That balance is apparent in your craft. With this album, your artistic sensibilities are laced throughout. Still, the narratives you explore are a bit new–a celebration of Black queer intimacy, connection, and hot and sweaty club culture, specifically queer spaces. What inspired the delving into these themes? Did a song or specific experience inform the album?
If we were to try to locate a thread throughout my work, that thread would be the desire, the willingness, the courage, the vulnerability to express that desire, that longing, that yearning. I would say that would be the thread for the first few projects. I centered the heart, the mind, and the spirit. In this new project, I wanted to center the body, and it was time to center the physical. I don't think it was so much “Oh, this is the right time to write work like this” or “ This is the right time to create music with this bpm.” I had the concept in mind for a while, but I was able to pull it together now. Within my canon, the story has just got a little bit lower on the body. It started more lofty, up in the head, and now it's a bit lower. It feels like a natural succession.
When songwriting for this project, was the process similar to past projects, or did you diverge a bit?
I'm always thinking about a concept or working on an idea. I don't think that ever stops. When it comes time to be in the studio, it varies. There's not one way. Sometimes, it's responding to an instrumental, or the instrumental was birthed out of a sensation I want to document. Then the lyrics follow, but there's definitely no one way.
Do you find yourself in social situations writing lyrics or leaving a social situation and recounting through songwriting?
Typically, when I'm having a great time, I enjoy it, and later, I may jot down some ideas, but that's a huge maybe.
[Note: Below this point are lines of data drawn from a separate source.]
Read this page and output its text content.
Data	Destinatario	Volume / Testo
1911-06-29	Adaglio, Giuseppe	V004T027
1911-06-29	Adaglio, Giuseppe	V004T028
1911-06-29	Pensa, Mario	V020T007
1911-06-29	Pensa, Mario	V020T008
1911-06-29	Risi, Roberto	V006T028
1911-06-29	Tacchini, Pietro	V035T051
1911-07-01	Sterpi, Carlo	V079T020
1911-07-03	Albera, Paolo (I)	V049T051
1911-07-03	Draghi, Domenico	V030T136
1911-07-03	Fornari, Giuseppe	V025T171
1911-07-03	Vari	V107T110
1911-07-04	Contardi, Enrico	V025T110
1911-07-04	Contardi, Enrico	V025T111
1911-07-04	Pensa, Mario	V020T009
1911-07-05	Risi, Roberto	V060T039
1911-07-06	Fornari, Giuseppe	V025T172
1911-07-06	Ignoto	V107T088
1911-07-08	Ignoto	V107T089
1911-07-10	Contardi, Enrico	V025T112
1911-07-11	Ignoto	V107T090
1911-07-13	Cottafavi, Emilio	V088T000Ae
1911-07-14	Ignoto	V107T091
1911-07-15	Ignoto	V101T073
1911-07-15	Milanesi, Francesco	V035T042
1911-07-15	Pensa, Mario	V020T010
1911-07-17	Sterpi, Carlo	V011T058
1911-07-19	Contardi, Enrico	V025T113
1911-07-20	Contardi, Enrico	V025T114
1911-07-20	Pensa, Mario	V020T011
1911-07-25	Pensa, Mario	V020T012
I have a pretty good memory, so I can recall at least a feeling or one thing that really stuck with me. It could be from a few years ago, and I could still recall it. In my work, especially this album, I'm not trying to write about my life in a literal way. Since I've started making music and sharing it publicly, it's never been autobiographical. It's going to be colored by my perspective, but I tried to push to the edge of the universe and raise the stakes a bit–be a little hyperbolic.
Your beginnings in the church choir to training in classical and opera could have led you down a more traditional path, though you began experimenting with your voice and genre. Did that shift happen in undergrad or after?
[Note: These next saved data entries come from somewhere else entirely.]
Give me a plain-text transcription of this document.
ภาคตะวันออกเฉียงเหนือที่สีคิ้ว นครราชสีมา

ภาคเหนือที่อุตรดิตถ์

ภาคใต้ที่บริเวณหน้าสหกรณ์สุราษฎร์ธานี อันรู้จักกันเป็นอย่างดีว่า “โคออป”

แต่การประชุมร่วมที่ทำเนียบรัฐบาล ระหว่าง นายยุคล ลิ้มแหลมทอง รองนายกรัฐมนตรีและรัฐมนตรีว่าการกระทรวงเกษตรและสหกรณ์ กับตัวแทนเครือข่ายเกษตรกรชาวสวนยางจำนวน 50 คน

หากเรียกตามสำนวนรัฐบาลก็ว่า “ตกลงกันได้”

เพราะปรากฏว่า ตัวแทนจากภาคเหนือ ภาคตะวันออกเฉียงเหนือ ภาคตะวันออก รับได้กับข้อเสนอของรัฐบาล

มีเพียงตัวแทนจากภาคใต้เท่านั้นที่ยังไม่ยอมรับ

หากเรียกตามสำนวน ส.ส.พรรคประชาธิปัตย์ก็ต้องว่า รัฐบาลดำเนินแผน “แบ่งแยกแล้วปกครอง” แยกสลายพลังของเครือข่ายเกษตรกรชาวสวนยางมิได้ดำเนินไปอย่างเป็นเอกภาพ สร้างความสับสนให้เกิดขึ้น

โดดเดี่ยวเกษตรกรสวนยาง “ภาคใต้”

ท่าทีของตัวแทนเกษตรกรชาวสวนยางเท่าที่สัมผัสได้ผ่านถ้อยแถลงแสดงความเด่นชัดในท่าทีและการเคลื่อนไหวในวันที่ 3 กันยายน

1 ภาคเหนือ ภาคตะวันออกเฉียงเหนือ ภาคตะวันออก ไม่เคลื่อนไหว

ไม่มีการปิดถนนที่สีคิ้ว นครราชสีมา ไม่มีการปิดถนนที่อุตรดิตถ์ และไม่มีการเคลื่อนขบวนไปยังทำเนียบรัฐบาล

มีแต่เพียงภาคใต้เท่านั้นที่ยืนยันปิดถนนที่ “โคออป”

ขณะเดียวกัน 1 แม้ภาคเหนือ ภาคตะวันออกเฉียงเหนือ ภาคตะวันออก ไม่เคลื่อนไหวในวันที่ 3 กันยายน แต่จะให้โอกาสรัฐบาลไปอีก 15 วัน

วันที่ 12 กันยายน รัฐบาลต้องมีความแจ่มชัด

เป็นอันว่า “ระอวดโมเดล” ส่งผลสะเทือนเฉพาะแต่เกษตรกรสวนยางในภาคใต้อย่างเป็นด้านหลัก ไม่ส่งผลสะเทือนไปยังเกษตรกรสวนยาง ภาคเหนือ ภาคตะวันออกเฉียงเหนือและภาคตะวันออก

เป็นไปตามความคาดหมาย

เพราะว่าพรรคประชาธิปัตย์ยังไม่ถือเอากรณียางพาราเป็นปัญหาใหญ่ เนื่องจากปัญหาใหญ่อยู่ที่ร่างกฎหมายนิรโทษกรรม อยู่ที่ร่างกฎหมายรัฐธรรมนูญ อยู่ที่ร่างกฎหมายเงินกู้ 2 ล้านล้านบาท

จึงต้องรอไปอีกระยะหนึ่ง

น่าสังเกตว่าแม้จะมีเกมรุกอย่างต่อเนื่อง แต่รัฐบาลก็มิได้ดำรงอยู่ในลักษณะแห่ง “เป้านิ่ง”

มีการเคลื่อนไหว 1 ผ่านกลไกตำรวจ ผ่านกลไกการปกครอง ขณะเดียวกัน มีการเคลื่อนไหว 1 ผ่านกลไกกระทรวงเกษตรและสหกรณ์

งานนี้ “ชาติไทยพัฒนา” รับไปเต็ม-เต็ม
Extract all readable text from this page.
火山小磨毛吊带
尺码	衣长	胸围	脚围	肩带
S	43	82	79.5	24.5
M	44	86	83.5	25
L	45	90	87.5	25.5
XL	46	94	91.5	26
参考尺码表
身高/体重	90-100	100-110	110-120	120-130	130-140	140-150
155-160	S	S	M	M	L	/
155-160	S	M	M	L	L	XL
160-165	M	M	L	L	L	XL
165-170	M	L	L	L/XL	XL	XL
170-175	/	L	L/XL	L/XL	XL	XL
Everything that I've learned is still with me and has stayed with me. But then there was also this urge to do my best to find something new within all of this data I had. I graduated college in my 20s, and I just had the urge to make sense of all this information. It's a lifelong pursuit to make sense of this information. I think the beauty and the fun of having a classical background, growing up in church, doing musical theater and jazz, and loving R&B and pop music are that they would expand on different narratives and perspectives that I was familiar with. There were so many different storytelling approaches. What was fun for me was to start to figure out where I fit in all of that and how I could use the melodrama that I witnessed in the classical and operatic world. Or use the tongue-in-cheek humor used in musical theater or the sensuality you find in R&B. And how do you put that all into one thing? I'm still making sense of that.